Finnegan has made Nashville home. It’s where he found his wife and where his daughter was born. But he also knows the NFL is a nothing if not a cut-throat business, and the business end of the game is what he is feeling right now as the negotiating window with the Titans slowly shrinks.
As far back as July, when the lockout finally ended, Finnegan was preparing and saying that this could be his final year as a Titan. And thus far, nothing has changed his mind on that.
“Do I want to be (here)? Absolutely. But that’s all I have to go on now,” Finnegan says. “If they’re interested, they’ll reach out to my agent. We’re not having any talks with them. If they’re interested, they’ll reach out. If not, everyone in the Titan nation will know it’s not what they wanted.”
And therein lies the question: What do the Titans want in regards to Finnegan, who at times seems to be two different people rolled into one. There is the humble, community-minded Finnegan, who has twice been the team’s Man of the Year.

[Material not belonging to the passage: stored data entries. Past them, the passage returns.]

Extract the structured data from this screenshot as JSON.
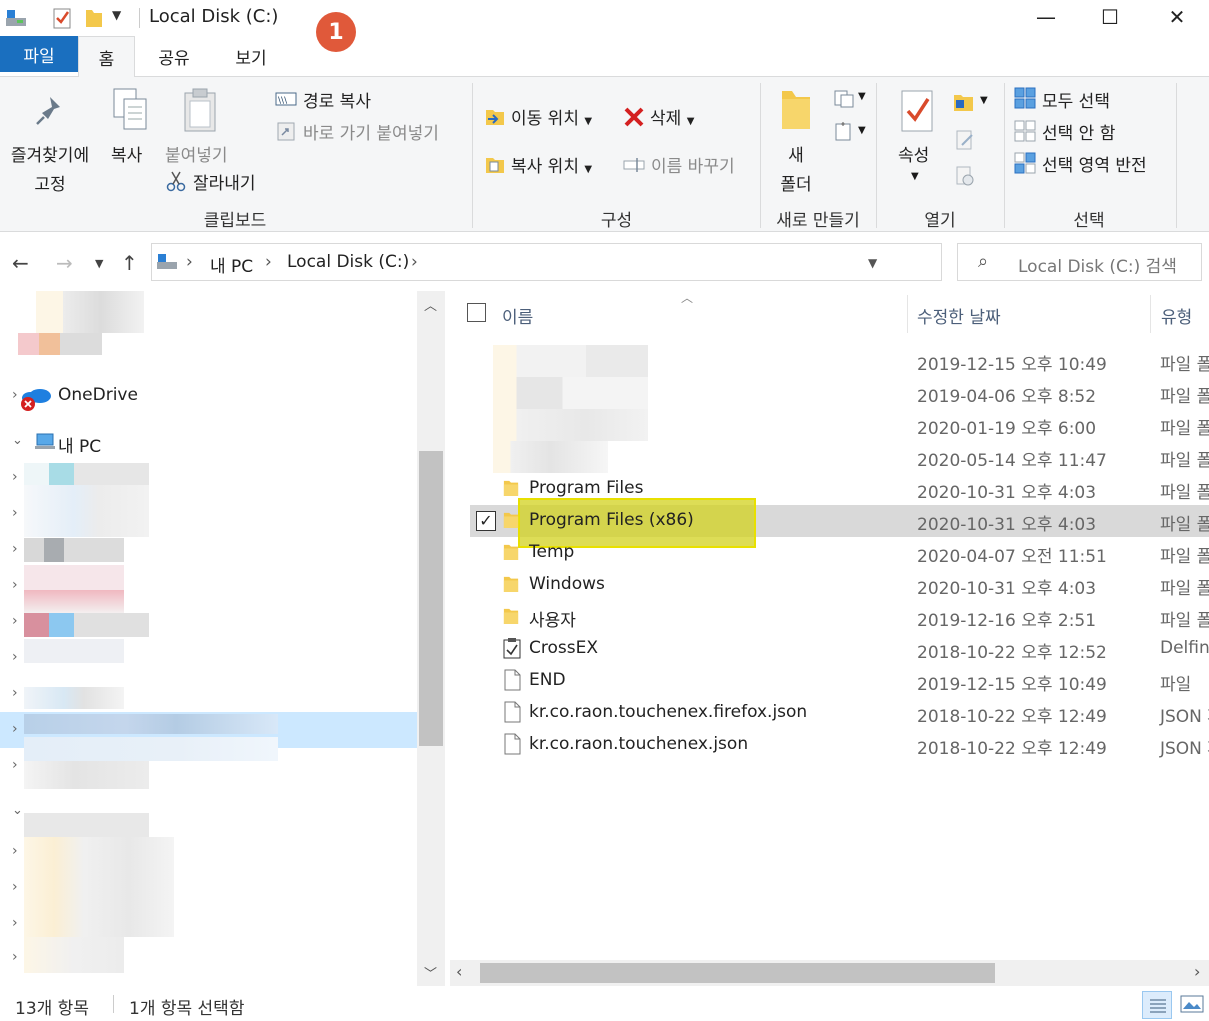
{
  "titlebar": {
    "title": "Local Disk (C:)",
    "badge": "1",
    "minimize_glyph": "—",
    "maximize_glyph": "☐",
    "close_glyph": "✕"
  },
  "tabs": [
    {
      "label": "파일"
    },
    {
      "label": "홈"
    },
    {
      "label": "공유"
    },
    {
      "label": "보기"
    }
  ],
  "ribbon": {
    "clipboard": {
      "pin_line1": "즐겨찾기에",
      "pin_line2": "고정",
      "copy": "복사",
      "paste": "붙여넣기",
      "copy_path": "경로 복사",
      "paste_shortcut": "바로 가기 붙여넣기",
      "cut": "잘라내기",
      "group": "클립보드"
    },
    "organize": {
      "move_to": "이동 위치",
      "copy_to": "복사 위치",
      "delete": "삭제",
      "rename": "이름 바꾸기",
      "group": "구성"
    },
    "new": {
      "new_folder_line1": "새",
      "new_folder_line2": "폴더",
      "group": "새로 만들기"
    },
    "open": {
      "properties": "속성",
      "group": "열기"
    },
    "select": {
      "select_all": "모두 선택",
      "select_none": "선택 안 함",
      "invert": "선택 영역 반전",
      "group": "선택"
    }
  },
  "address": {
    "crumbs": [
      "내 PC",
      "Local Disk (C:)"
    ],
    "search_placeholder": "Local Disk (C:) 검색"
  },
  "navpane": {
    "onedrive": "OneDrive",
    "thispc": "내 PC"
  },
  "columns": {
    "name": "이름",
    "date": "수정한 날짜",
    "type": "유형"
  },
  "files": [
    {
      "name": "",
      "date": "2019-12-15 오후 10:49",
      "type": "파일 폴"
    },
    {
      "name": "",
      "date": "2019-04-06 오후 8:52",
      "type": "파일 폴"
    },
    {
      "name": "",
      "date": "2020-01-19 오후 6:00",
      "type": "파일 폴"
    },
    {
      "name": "",
      "date": "2020-05-14 오후 11:47",
      "type": "파일 폴"
    },
    {
      "name": "Program Files",
      "date": "2020-10-31 오후 4:03",
      "type": "파일 폴"
    },
    {
      "name": "Program Files (x86)",
      "date": "2020-10-31 오후 4:03",
      "type": "파일 폴"
    },
    {
      "name": "Temp",
      "date": "2020-04-07 오전 11:51",
      "type": "파일 폴"
    },
    {
      "name": "Windows",
      "date": "2020-10-31 오후 4:03",
      "type": "파일 폴"
    },
    {
      "name": "사용자",
      "date": "2019-12-16 오후 2:51",
      "type": "파일 폴"
    },
    {
      "name": "CrossEX",
      "date": "2018-10-22 오후 12:52",
      "type": "Delfino"
    },
    {
      "name": "END",
      "date": "2019-12-15 오후 10:49",
      "type": "파일"
    },
    {
      "name": "kr.co.raon.touchenex.firefox.json",
      "date": "2018-10-22 오후 12:49",
      "type": "JSON 파"
    },
    {
      "name": "kr.co.raon.touchenex.json",
      "date": "2018-10-22 오후 12:49",
      "type": "JSON 파"
    }
  ],
  "status": {
    "count": "13개 항목",
    "selected": "1개 항목 선택함"
  },
  "colors": {
    "file_tab": "#1a6fbf",
    "highlight": "#d2d21e",
    "badge": "#e0593a",
    "selection": "#d9d9d9",
    "nav_selection": "#cce8ff"
  }
}
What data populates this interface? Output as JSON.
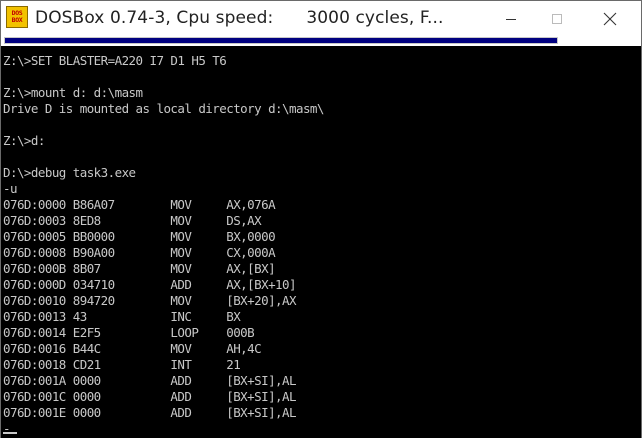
{
  "window": {
    "title": "DOSBox 0.74-3, Cpu speed:      3000 cycles, F...",
    "icon_text_top": "DOS",
    "icon_text_bottom": "BOX",
    "icon": "dosbox-icon",
    "controls": [
      "minimize-icon",
      "maximize-icon",
      "close-icon"
    ]
  },
  "console": {
    "lines": [
      "Z:\\>SET BLASTER=A220 I7 D1 H5 T6",
      "",
      "Z:\\>mount d: d:\\masm",
      "Drive D is mounted as local directory d:\\masm\\",
      "",
      "Z:\\>d:",
      "",
      "D:\\>debug task3.exe",
      "-u",
      "076D:0000 B86A07        MOV     AX,076A",
      "076D:0003 8ED8          MOV     DS,AX",
      "076D:0005 BB0000        MOV     BX,0000",
      "076D:0008 B90A00        MOV     CX,000A",
      "076D:000B 8B07          MOV     AX,[BX]",
      "076D:000D 034710        ADD     AX,[BX+10]",
      "076D:0010 894720        MOV     [BX+20],AX",
      "076D:0013 43            INC     BX",
      "076D:0014 E2F5          LOOP    000B",
      "076D:0016 B44C          MOV     AH,4C",
      "076D:0018 CD21          INT     21",
      "076D:001A 0000          ADD     [BX+SI],AL",
      "076D:001C 0000          ADD     [BX+SI],AL",
      "076D:001E 0000          ADD     [BX+SI],AL",
      "-"
    ]
  },
  "colors": {
    "terminal_bg": "#000000",
    "terminal_fg": "#c8c8c8",
    "menu_bar": "#000080",
    "icon_bg": "#f2c200"
  }
}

The other Finnegan can be snippy and surly when a reporter’s line of questioning isn’t to his liking.
Finnegan has worked to curtail some of that, but you wonder if perhaps the front office has been keeping score of things as it contemplates what to do with the player who has become one of the faces of the franchise.
Perhaps the Titans could still reach out to Finnegan, who has made it clear he wants to stay, and probably would do so at a lesser price because he believes Mike Munchak is on the verge of building a winner, and it would hurt Finnegan to be left out.
“Coach Munchak is building something special here,” he says. “In five months, this team came together, and not a lot of people thought we would have a crack at the playoffs. We’re still getting to know each other. There’s a lot to build on. There’s something special here.”
Which is why Finnegan is hoping his address won’t change.
Terry McCormick covers the Titans for TitanInsider.com and is the AFC blogger for National Football Post.